EU warnt vor totalem Dorsch-Kollaps
Schaden geht in die Milliardenhöhe - Tausende Arbeitslose befürchtet
London (pte, 11. November 02/17:56) - EU-Fischereiexperten haben heute,
Montag, davor gewarnt, dass eine Fortführung der Dorschfänge zu einem
Aussterben der Fischart führen wird. Das berichtet BBC-Online
http://news.bbc.co.uk und nimmt Bezug auf eine Expertise von unabhängigen
Wissenschaftlern (pte berichtete http://www.pte.at/pte.mc?pte=021028038
). Nur ein totales Aussetzen des Fischfanges von Kabeljau, Schellfisch
und Wittling könne den Wildbestand noch retten, meinen die Forscher.
Die EU-Kommission übte zugleich auch heftige Kritik am Verhalten lokaler
Regierungen der betroffenen Staaten, denn die Warnungen sind nicht
wirklich als Überraschungen gekommen. Bereits vor Jahren wurde empfohlen
den Fischfang auf ein Minimum zu reduzieren. Damals hatten die
Regierungen auf die Empfehlungen nicht oder nur unzureichend reagiert.

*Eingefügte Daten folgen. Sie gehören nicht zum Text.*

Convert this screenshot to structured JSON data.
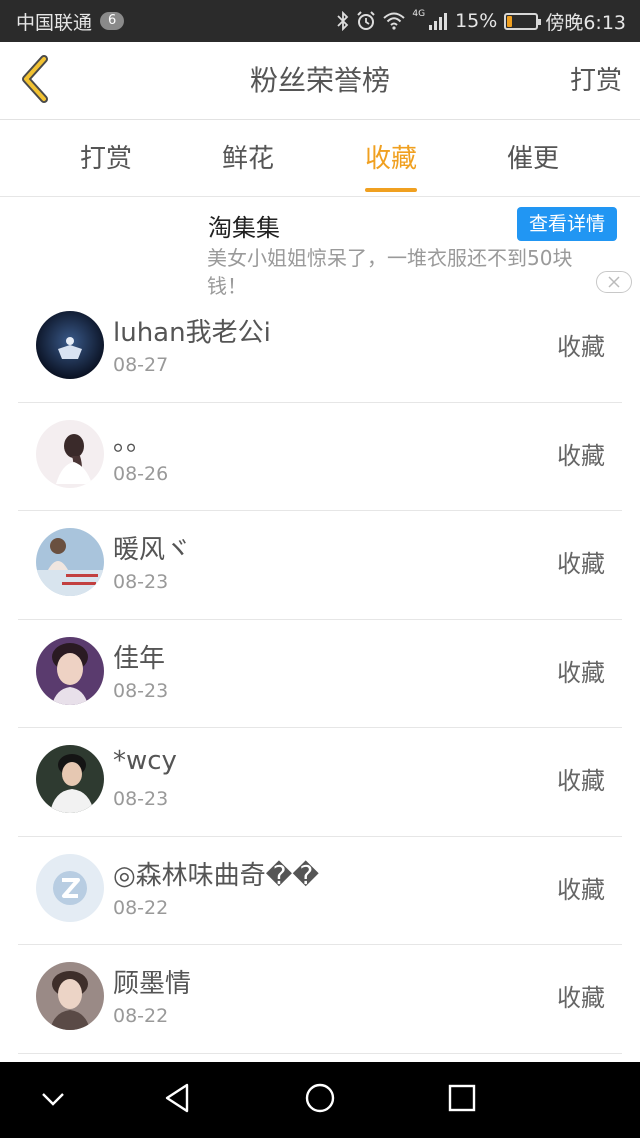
{
  "status_bar": {
    "carrier": "中国联通",
    "notification_count": "6",
    "battery_text": "15%",
    "battery_level": 0.15,
    "clock": "傍晚6:13",
    "network_label": "4G"
  },
  "header": {
    "title": "粉丝荣誉榜",
    "right_action": "打赏"
  },
  "tabs": [
    {
      "label": "打赏",
      "active": false
    },
    {
      "label": "鲜花",
      "active": false
    },
    {
      "label": "收藏",
      "active": true
    },
    {
      "label": "催更",
      "active": false
    }
  ],
  "ad": {
    "title": "淘集集",
    "button": "查看详情",
    "description": "美女小姐姐惊呆了，一堆衣服还不到50块钱！"
  },
  "fans": [
    {
      "name": "luhan我老公i",
      "date": "08-27",
      "action": "收藏"
    },
    {
      "name": "。。",
      "date": "08-26",
      "action": "收藏"
    },
    {
      "name": "暖风ヾ",
      "date": "08-23",
      "action": "收藏"
    },
    {
      "name": "佳年",
      "date": "08-23",
      "action": "收藏"
    },
    {
      "name": "*wcy",
      "date": "08-23",
      "action": "收藏"
    },
    {
      "name": "◎森林味曲奇��",
      "date": "08-22",
      "action": "收藏"
    },
    {
      "name": "顾墨情",
      "date": "08-22",
      "action": "收藏"
    }
  ],
  "colors": {
    "accent": "#f0a020",
    "ad_button": "#2196f3",
    "status_bar": "#2b2b2b"
  }
}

Fischereibehörden haben davon gesprochen, dass bei einem Aussetzen des
Kabeljaufangs ein ganzer Industriezweig ruiniert werden würde. Dabei
könnten zwischen 10.000 und 20.000 Arbeitsplätze verlorengehen. Alleine
in Großbritannien fürchtet Struan Stevenson, Vorsitzender des
Europäischen Fischerei-Komitees und konservativer Europa-Abgeordneter den
Zerfall der gesamten Fischereindustrie. Er beziffert den Schaden für die
britische Wirtschaft mit rund 1,6 Mrd. Euro.

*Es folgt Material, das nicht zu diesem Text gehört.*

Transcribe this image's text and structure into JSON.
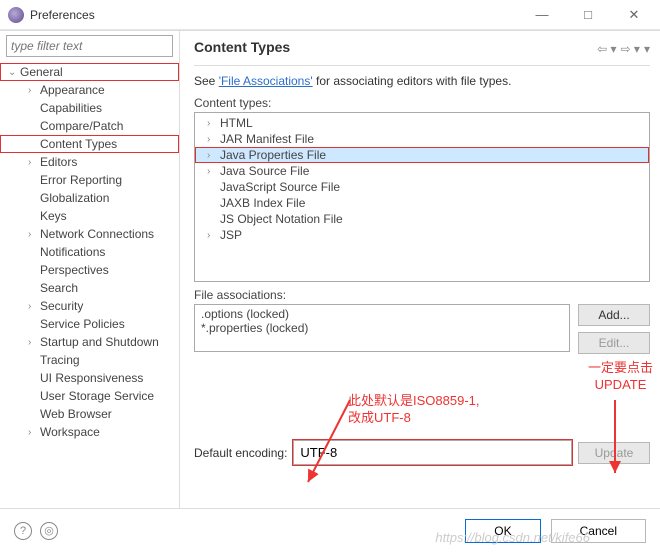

Die tatsächliche Entscheidung für Fangquoten der EU-Fischereiflotte
werden aber erst bei einem EU-Gipfel in Brüssel im Dezember erwartet.
Einige Staaten werden nach Angaben von BBC stark unter Druck ihrer
landeseigenen Fischer stehen. Die Kommission hat aber bereits heute davor
gewarnt, dass die Bestände der wichtigsten Speisefische so niedrig sind,
dass ein Verschieben von drastischen Maßnahmen keine Option mehr sei.
Nach Ansicht von Fisch-Experten könnten Aquakulturen den Wildfang in
Zukunft ersetzen. Ein solches Projekt wird in Norwegen gerade untersucht.
In einer Fischfarm nahe der norwegischen Stadt Stavanger werden
Zuchtdorsche gezogen bis sie ein Gewicht von rund fünf Kilogramm erreicht
haben. Dann werden die Tiere verkauft. Das Unternehmen Marine Harvest
Norway will in zehn Jahren einen Output von 400.000 Tonnen Kabeljau
erreichen. Den Enthusiasmus mit den gezüchteten Fischen teilen allerdings
Umweltgruppen nicht. Die Naturschützer befürchten, dass die Zuchtfische
den Naturbestand der wildlebenden Arten sogar noch mehr gefährden
könnten. "Das gleiche Problem ist auch bei den Zuchtlachsen aufgetreten.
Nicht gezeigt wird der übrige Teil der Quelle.